La bombe carbone cachée derrière nos clics

Chaque recherche que nous lançons, chaque e-mail que nous envoyons, chaque vidéo que nous visionnons semble immatériel, un simple jeu de lumière sur nos écrans. Nous vivons dans l'illusion d'un monde numérique propre et sans effort. Pourtant, derrière cette façade lisse et épurée, une infrastructure monstrueuse et polluante dévore nos ressources.

La dernière preuve en date ? Un projet de data center « hyperscale » de Google à Thurrock, dans la banlieue londonienne, qui révèle le coût écologique vertigineux de notre boulimie de données. Les documents de planification, soumis discrètement par une filiale d'Alphabet, la maison mère de Google, dressent un portrait bien sombre. Sur 52 hectares de terrain, là où résonnaient autrefois les moteurs d'un circuit automobile, s'élèvera bientôt un complexe qui crachera plus de 568 000 tonnes d'équivalent CO2​ dans l'atmosphère chaque année. Pour visualiser l'énormité de ce chiffre, imaginez 500 vols court-courriers, comme un trajet Paris-Oran, décollant chaque semaine, toute l'année. Voilà l'empreinte carbone d'un seul des nombreux projets de l’entreprise américaine.

Face à cette aberration écologique, la réponse du géant du web est d'une désinvolture qui frôle le cynisme. Dans sa demande, Google qualifie cet impact de « négatif mineur et non significatif par rapport aux budgets carbone du Royaume-Uni ». Une affirmation balayée d'un revers de main par les défenseurs de l'environnement. Pour le groupe de campagne Foxglove, la réalité est tout autre:

« L'installation prévue par Google dans l'Essex produira des émissions de carbone plusieurs fois supérieures à celles d'un aéroport international ».

Ce projet n'est pas un acte isolé. Il s'agit de la tête de pont d'une invasion concertée par les GAFAM, bien décidés à transformer le Royaume-Uni en leur entrepôt de données personnel, sans se soucier des conséquences pour la planète. Cette offensive est encouragée par une alliance politique inquiétante. Alors que l'administration Trump et le gouvernement britannique poussent frénétiquement pour augmenter les capacités en intelligence artificielle, le Premier ministre Keir Starmer semble dérouler le tapis rouge, aveuglé par des promesses de croissance économique.

Ce même gouvernement prévoit en effet une multiplication par treize de la puissance de calcul nécessaire à l'IA d'ici 2035. Pour satisfaire cet appétit gargantuesque, il brade l'environnement en espérant que la technologie relancera une productivité économique anémique. Des accords de plusieurs milliards de dollars avec des mastodontes comme Nvidia et OpenAI sont dans les tuyaux. Le risque est de créer un déficit de calcul qui, selon Downing Street, minerait la sécurité nationale et la croissance économique. Dans cette course effrénée, l'écologie est la première sacrifiée.

Les conséquences pour les citoyens d’outre-Manche et l'environnement seront, elles, bien réelles. Les data centers consomment déjà environ 2,5 % de l'électricité du Royaume-Uni, et cette demande devrait quadrupler d'ici 2030 selon la bibliothèque de la chambre des communes. Cette pression énorme sur le réseau électrique se traduira inévitablement par des factures d'énergie plus élevées pour tous. Pire encore, ces centres sont de véritables ogres en matière d'eau, une ressource de plus en plus précieuse, utilisée en quantités massives pour refroidir les serveurs en surchauffe.

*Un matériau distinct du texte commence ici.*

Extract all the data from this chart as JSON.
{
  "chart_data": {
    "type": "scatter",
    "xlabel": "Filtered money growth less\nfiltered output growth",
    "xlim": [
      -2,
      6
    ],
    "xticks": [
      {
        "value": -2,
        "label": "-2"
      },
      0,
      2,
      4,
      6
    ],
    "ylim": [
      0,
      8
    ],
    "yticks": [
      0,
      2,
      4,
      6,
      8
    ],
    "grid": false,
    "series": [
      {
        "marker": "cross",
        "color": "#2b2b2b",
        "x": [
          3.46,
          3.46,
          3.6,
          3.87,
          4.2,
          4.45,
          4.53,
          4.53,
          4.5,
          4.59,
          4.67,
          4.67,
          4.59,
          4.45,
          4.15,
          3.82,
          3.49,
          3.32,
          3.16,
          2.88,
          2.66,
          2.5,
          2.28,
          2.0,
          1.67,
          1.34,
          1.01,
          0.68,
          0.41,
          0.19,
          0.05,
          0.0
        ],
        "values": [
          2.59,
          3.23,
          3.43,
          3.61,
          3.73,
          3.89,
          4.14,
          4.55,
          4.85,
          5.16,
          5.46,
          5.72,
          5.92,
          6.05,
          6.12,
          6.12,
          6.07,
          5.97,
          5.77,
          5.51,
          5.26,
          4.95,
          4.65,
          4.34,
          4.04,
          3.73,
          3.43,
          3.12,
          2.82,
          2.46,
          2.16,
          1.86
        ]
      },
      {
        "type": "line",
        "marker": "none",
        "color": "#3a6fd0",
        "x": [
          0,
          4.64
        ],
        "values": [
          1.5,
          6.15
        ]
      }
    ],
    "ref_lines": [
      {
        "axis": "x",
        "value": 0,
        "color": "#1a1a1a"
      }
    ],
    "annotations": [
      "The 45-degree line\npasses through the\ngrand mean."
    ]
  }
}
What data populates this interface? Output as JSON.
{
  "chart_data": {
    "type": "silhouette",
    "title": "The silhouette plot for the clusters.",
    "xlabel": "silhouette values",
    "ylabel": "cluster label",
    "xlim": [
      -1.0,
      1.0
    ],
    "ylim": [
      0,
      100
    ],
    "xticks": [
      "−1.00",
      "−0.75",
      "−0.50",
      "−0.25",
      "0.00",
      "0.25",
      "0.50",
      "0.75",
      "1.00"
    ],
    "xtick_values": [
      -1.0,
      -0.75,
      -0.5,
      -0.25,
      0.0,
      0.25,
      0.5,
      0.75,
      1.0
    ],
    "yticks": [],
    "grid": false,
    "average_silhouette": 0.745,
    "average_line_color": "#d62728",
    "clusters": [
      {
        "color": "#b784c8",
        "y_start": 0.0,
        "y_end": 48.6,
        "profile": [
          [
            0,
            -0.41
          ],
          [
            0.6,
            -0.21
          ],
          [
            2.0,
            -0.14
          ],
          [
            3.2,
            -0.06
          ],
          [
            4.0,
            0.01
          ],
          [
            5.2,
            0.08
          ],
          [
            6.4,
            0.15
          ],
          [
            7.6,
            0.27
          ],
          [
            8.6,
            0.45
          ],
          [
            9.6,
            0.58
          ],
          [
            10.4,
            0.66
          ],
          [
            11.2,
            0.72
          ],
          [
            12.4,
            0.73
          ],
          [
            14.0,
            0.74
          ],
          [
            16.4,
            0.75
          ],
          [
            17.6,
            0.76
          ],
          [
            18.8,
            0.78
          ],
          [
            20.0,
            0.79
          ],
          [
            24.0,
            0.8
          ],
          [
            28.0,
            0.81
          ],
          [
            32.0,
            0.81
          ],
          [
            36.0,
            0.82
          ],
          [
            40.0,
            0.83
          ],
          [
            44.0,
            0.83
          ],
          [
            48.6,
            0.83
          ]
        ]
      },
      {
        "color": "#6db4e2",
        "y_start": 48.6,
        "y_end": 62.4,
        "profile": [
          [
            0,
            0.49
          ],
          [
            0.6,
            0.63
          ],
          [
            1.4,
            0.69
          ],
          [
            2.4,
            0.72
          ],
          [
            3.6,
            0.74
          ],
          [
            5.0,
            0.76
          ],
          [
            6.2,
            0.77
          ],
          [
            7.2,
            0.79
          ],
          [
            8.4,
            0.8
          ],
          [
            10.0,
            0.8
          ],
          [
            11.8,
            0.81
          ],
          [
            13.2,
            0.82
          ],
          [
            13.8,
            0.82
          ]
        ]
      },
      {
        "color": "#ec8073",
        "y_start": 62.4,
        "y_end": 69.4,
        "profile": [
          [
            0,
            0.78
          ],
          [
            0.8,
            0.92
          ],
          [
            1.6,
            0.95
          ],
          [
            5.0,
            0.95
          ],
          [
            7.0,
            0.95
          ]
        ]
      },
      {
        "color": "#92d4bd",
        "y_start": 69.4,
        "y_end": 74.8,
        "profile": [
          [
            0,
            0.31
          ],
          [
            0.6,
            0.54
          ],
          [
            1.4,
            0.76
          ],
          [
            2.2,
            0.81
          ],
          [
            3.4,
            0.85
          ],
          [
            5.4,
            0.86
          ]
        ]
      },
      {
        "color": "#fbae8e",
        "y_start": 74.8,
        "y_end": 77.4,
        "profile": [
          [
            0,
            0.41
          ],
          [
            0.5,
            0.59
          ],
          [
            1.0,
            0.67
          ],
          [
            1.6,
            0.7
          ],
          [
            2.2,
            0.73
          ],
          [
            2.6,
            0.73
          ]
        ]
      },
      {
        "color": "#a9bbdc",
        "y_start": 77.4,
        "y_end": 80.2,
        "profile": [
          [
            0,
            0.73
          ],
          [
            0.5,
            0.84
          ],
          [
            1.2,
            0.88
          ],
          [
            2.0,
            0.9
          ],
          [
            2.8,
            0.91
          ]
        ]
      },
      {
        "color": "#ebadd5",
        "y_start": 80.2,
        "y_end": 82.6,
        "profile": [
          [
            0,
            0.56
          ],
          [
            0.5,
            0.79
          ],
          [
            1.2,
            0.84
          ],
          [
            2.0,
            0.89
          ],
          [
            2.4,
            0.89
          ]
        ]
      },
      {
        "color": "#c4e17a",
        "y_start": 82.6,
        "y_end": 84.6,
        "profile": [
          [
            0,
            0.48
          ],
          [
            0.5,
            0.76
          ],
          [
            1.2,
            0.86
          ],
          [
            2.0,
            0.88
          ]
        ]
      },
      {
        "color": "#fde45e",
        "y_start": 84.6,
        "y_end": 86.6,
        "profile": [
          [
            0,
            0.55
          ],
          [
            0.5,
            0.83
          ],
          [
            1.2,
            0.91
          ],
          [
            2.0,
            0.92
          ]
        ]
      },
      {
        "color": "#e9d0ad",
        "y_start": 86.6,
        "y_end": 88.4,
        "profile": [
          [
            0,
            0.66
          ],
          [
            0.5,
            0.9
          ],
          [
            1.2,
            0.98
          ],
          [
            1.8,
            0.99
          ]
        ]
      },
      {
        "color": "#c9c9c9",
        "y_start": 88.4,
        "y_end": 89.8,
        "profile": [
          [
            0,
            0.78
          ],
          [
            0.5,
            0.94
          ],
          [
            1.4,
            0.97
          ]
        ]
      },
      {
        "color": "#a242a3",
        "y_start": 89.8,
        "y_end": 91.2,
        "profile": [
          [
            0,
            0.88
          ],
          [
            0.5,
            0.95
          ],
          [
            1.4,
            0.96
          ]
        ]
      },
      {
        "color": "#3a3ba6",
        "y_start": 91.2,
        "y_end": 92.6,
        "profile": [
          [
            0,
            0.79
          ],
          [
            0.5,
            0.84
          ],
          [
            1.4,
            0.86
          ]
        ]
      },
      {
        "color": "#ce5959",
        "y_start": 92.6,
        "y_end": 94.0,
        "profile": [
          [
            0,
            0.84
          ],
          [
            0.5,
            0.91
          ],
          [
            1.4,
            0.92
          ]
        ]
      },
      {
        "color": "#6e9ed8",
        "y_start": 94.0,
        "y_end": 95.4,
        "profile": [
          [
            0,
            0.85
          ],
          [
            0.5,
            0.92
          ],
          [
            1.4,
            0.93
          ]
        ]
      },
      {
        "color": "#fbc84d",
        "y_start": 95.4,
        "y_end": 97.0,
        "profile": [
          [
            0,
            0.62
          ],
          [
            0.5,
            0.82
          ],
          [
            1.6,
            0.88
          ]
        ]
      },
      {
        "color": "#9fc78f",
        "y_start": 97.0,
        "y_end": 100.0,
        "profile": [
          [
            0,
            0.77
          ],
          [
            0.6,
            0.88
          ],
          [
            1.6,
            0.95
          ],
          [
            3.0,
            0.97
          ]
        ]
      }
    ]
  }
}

L'argument, qui mise sur la décarbonation du réseau électrique pour minimiser l'impact, est un pari risqué et trompeur. Il ignore la réalité immédiate de ces émissions massives et la pression insoutenable exercée sur des ressources limitées. C'est au final le public qui finira par payer la facture des data centers des géants de la tech, que ce soit en termes de factures d'énergie exorbitantes, de réserves d'eau en diminution ou d'une planète qui se réchauffe. Le problème est global. L'IA et ses data centers pourraient représenter 2 % des émissions mondiales et 17 % des émissions industrielles d'ici 2035. Le projet de Thurrock n'est qu'un symptôme d'une maladie qui ronge la planète: la croyance aveugle en une croissance technologique infinie sur une planète aux ressources finies. Le monde numérique a un coût physique, et il est exorbitant. La question n'est plus de savoir si nous avons besoin de la technologie, mais à quel prix. Et derrière la façade épurée de Google, la facture environnementale s'annonce salée, très salée.